And yes, the product right now is Keras and Tensorflow database integration + the interactive database interface. The tools around are currently under stringent testing.
Thank you for very kind comment. We are now finishing a predictor, which utilizes protein propensity data for mass-scale disorder and order predictions.
The training times obviously vary on the network architecture, software and hardware. I can safely say you can process 7200+ protein sequence with average sequence length of 120 amino acids in 2h on 2 x NVIDIA Titan XP
BTW, greetings from GROMACS group in Groningen :) I happend to do my PhD in NMR and Molecular Dynamics.

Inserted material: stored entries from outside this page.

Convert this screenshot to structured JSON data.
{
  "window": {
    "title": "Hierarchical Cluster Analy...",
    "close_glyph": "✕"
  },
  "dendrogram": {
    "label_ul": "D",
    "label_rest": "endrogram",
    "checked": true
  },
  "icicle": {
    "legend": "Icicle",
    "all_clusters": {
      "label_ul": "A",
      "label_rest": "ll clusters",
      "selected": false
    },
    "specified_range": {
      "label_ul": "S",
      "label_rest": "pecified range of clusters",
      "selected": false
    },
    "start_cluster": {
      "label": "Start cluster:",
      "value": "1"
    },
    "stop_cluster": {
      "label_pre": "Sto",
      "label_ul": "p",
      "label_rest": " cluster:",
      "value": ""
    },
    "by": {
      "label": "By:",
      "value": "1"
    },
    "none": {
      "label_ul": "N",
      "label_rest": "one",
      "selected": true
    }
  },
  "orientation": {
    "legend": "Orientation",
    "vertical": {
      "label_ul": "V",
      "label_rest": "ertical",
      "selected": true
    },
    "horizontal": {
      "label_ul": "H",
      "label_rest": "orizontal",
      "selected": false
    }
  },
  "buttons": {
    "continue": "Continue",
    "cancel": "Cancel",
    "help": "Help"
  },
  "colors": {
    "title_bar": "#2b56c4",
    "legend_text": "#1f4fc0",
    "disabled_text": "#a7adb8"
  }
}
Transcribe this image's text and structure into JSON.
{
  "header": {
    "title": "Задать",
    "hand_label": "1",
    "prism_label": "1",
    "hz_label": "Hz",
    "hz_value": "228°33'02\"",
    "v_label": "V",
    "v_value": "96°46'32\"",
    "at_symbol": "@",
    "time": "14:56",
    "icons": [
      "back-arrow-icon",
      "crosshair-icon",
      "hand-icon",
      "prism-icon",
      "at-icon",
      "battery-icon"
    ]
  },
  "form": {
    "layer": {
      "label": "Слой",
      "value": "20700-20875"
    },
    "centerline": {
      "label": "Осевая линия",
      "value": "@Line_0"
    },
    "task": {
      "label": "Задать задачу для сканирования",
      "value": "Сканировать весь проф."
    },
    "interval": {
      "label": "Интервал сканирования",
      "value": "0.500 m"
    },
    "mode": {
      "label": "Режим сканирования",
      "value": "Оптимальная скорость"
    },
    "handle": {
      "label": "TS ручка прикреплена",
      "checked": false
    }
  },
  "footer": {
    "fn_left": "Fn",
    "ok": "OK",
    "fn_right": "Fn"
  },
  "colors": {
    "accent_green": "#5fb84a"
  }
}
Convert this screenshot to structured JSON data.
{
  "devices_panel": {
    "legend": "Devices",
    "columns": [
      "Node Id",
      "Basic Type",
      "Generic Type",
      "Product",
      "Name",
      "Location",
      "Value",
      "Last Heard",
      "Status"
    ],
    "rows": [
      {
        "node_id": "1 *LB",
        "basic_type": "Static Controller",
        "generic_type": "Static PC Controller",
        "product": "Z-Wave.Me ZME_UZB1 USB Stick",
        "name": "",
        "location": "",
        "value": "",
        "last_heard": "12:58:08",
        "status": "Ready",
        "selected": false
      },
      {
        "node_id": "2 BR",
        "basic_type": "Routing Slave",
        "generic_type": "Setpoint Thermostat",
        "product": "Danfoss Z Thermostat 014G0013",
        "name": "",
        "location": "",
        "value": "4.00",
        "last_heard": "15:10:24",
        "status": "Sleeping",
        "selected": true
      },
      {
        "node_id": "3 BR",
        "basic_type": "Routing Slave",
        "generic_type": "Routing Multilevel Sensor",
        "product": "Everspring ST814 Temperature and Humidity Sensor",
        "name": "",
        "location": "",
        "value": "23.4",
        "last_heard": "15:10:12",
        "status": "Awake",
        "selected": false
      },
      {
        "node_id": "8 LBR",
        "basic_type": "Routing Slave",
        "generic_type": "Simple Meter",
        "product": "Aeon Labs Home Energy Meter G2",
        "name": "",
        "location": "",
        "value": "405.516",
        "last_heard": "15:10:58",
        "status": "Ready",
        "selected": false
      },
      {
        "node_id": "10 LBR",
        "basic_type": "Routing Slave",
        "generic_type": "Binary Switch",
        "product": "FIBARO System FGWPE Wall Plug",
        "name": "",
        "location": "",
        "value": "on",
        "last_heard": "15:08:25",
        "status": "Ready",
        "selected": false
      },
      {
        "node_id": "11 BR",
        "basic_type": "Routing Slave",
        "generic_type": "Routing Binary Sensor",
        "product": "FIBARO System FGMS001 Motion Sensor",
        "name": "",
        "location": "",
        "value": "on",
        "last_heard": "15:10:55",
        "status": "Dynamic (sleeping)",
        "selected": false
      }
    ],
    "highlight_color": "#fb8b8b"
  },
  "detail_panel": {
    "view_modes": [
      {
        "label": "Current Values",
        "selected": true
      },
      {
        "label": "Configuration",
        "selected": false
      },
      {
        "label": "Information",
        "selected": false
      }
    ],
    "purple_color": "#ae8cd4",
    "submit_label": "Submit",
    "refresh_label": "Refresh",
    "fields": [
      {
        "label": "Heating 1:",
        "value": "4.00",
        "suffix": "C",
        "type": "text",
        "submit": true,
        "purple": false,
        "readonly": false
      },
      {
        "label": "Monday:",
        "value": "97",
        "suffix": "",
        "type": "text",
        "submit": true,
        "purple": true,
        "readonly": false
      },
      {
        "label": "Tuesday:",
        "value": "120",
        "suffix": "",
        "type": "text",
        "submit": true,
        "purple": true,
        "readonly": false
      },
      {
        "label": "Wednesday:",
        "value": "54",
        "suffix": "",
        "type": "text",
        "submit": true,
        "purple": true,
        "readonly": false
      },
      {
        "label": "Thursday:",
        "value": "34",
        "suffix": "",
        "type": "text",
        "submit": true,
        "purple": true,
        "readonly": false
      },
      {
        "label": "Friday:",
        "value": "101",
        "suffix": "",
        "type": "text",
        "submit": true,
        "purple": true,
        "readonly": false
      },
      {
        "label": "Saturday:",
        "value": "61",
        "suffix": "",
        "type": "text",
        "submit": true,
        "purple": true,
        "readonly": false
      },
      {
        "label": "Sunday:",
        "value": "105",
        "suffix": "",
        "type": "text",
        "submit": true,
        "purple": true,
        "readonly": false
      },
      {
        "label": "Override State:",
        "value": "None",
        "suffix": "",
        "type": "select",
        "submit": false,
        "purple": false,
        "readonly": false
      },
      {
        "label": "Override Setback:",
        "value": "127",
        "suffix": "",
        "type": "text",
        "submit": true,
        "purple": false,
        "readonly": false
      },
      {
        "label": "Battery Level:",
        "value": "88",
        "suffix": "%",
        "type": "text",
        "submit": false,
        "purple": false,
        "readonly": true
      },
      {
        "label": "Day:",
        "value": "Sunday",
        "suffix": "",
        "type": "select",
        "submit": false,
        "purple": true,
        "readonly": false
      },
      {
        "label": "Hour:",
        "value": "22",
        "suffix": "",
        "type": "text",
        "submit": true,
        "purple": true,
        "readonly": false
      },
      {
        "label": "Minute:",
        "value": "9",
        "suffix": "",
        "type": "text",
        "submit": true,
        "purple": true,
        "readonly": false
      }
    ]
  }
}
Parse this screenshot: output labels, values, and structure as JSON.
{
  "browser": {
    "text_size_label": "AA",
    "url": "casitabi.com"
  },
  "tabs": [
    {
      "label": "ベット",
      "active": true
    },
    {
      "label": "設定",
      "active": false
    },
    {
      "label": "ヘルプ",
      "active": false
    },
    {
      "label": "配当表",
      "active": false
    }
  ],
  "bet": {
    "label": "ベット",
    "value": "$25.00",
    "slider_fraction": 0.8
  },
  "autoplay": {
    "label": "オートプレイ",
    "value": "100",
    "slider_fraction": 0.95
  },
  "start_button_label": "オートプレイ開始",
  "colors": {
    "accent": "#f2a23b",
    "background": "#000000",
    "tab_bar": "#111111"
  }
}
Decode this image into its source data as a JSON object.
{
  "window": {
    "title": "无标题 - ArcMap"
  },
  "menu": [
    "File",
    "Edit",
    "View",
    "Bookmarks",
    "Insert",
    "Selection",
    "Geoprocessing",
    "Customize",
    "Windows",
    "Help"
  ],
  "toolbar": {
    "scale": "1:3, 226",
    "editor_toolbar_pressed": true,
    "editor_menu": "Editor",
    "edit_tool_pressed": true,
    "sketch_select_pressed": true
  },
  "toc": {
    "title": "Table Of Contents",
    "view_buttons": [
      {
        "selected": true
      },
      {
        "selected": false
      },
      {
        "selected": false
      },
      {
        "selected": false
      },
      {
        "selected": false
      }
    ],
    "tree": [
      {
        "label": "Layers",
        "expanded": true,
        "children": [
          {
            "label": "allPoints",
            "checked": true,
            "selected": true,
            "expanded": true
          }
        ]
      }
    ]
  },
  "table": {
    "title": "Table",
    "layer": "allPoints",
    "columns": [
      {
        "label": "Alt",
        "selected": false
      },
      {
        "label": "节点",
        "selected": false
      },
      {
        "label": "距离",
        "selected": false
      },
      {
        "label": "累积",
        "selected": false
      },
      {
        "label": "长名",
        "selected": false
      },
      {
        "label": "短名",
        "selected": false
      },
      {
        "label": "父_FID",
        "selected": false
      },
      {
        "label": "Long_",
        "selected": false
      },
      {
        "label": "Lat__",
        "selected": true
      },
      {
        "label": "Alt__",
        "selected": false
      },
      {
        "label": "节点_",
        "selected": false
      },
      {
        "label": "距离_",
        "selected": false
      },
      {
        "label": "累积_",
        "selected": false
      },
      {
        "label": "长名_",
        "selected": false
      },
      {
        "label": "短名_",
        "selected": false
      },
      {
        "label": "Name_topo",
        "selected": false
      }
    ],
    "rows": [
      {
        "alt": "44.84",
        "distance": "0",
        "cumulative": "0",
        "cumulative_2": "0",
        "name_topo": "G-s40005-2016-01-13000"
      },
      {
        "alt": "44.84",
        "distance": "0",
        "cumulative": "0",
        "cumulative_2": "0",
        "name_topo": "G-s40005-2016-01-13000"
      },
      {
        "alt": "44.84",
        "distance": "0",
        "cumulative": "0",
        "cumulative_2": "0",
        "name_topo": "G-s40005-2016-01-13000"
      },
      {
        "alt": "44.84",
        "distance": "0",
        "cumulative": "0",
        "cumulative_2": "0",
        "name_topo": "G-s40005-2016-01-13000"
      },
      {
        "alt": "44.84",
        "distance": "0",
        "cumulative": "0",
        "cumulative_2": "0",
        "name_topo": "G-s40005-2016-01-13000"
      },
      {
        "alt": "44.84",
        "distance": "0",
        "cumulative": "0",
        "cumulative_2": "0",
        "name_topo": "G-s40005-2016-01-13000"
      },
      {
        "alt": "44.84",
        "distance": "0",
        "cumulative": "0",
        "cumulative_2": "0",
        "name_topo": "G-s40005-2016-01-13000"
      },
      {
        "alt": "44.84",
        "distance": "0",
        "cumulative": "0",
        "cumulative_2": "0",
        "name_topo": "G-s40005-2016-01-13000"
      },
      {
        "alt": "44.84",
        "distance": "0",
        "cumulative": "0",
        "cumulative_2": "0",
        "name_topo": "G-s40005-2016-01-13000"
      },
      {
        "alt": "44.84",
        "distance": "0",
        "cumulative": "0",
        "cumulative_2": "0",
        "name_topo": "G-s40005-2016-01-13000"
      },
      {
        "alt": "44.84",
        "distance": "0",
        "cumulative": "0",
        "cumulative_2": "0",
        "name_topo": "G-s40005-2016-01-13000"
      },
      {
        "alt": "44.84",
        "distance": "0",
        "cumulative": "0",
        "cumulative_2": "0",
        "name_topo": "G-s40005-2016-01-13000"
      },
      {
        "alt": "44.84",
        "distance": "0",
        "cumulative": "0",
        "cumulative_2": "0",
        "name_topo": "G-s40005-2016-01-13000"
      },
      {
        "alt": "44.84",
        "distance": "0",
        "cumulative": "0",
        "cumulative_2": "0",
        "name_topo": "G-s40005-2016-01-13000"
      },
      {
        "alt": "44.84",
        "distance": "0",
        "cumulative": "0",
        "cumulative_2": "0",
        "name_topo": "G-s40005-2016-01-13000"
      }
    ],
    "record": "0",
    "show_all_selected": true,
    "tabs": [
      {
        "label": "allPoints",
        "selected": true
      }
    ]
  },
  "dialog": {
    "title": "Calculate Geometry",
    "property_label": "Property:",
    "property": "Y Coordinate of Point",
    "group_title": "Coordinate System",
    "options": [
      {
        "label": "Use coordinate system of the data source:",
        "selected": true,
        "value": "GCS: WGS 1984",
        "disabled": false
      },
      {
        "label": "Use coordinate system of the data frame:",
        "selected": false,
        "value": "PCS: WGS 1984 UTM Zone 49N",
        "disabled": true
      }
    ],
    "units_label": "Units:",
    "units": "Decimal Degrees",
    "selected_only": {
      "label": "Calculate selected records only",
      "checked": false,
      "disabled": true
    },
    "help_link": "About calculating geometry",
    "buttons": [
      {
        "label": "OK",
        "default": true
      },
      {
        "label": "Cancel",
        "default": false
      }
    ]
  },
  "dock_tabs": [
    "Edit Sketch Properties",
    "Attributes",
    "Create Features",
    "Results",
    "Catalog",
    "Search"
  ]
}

Coming back to your comments about the canonical secondary structures; I couldn't agree more with you. The problem is quite simple, how are we going to convince the >90% of structural biochemistry society to simply accept the fact proteins are bloody dynamic and X-ray / eye candy structures may have quite little to do with the "real" picture at room temperature?
Cing! Thank you for very flattering comment. Obviously, this is database only paper. Please bare in mind, the vast majority, or perhaps even >95% of protein structure prediction methods deal with canonical secondary structure classes. We want to provide a coherent data set as a benchmark + source of information.
We have in "stock" a network (obviously another paper) that will aim at propensity prediction, still in trivial alpha/coil/beta phase space.